Inside the bar, Junior takes a stool next to a paunchy Indian woman in a leather vest and chaps. She’s with a bald black biker in his thick-muscled forties. He’s wearing some kind of bone hanging from his leather motorcycle jacket, a touch shared by every one of his comrades. And he’s smoking a cigar. Or not so much smoking it as conducting a love affair with it. Puffing it, blowing it, working its burn as sure and steady as some long-awaited one-night stand.

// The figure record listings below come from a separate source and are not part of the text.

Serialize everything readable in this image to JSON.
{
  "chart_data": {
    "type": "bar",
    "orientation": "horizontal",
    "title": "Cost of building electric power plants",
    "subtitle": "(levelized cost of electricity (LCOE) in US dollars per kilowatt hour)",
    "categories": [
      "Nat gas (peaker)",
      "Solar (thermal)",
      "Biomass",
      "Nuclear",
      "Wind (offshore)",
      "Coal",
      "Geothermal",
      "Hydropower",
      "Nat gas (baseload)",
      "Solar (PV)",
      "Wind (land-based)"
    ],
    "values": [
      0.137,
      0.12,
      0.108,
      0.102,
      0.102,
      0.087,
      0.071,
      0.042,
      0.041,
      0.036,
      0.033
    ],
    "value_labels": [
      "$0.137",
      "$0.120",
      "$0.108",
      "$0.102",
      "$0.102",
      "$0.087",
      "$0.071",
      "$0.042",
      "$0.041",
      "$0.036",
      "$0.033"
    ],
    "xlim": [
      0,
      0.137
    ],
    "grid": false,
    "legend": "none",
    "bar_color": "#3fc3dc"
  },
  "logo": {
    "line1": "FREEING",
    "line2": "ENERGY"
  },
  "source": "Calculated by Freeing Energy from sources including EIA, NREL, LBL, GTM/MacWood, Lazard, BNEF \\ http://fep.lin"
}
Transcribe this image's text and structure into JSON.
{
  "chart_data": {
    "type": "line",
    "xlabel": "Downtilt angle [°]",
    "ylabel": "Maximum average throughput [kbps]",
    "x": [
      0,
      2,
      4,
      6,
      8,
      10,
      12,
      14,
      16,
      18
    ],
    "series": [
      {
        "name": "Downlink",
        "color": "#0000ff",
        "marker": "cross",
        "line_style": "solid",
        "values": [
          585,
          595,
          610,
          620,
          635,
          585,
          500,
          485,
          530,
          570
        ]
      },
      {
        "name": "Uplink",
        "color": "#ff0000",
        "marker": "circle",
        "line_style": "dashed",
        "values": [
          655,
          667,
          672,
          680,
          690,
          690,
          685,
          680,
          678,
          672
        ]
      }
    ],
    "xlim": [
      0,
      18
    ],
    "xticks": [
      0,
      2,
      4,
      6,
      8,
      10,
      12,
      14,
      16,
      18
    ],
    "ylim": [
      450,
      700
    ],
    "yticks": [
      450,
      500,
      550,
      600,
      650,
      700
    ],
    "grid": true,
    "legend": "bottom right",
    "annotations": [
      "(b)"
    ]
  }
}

Junior’s never met a single biker who didn’t consider himself an outlaw. Not one. And it doesn’t matter that ninety-nine percent of them pay their taxes, live in a cul-de-sac, and wouldn’t say boo to a cop if he was raping them with his nightstick. Granted, there’s the other one percent, and Junior’s even tangled with a few known to run a little crank, but they don’t impress him. The way he figures it, bikers are just about as much outlaws as rodeo riders are cowboys.

“Bourbon. A big glass,” Junior says to the bartender. He looks at the Indian woman. “You got a name?”

“Janet.” She doesn’t look at him.

“An Indian name,” Junior says.

Now she looks at him. “An Indian name?”

Junior pulls out his handkerchief and dabs his bad eye with it. “Dances with Niggers, maybe?”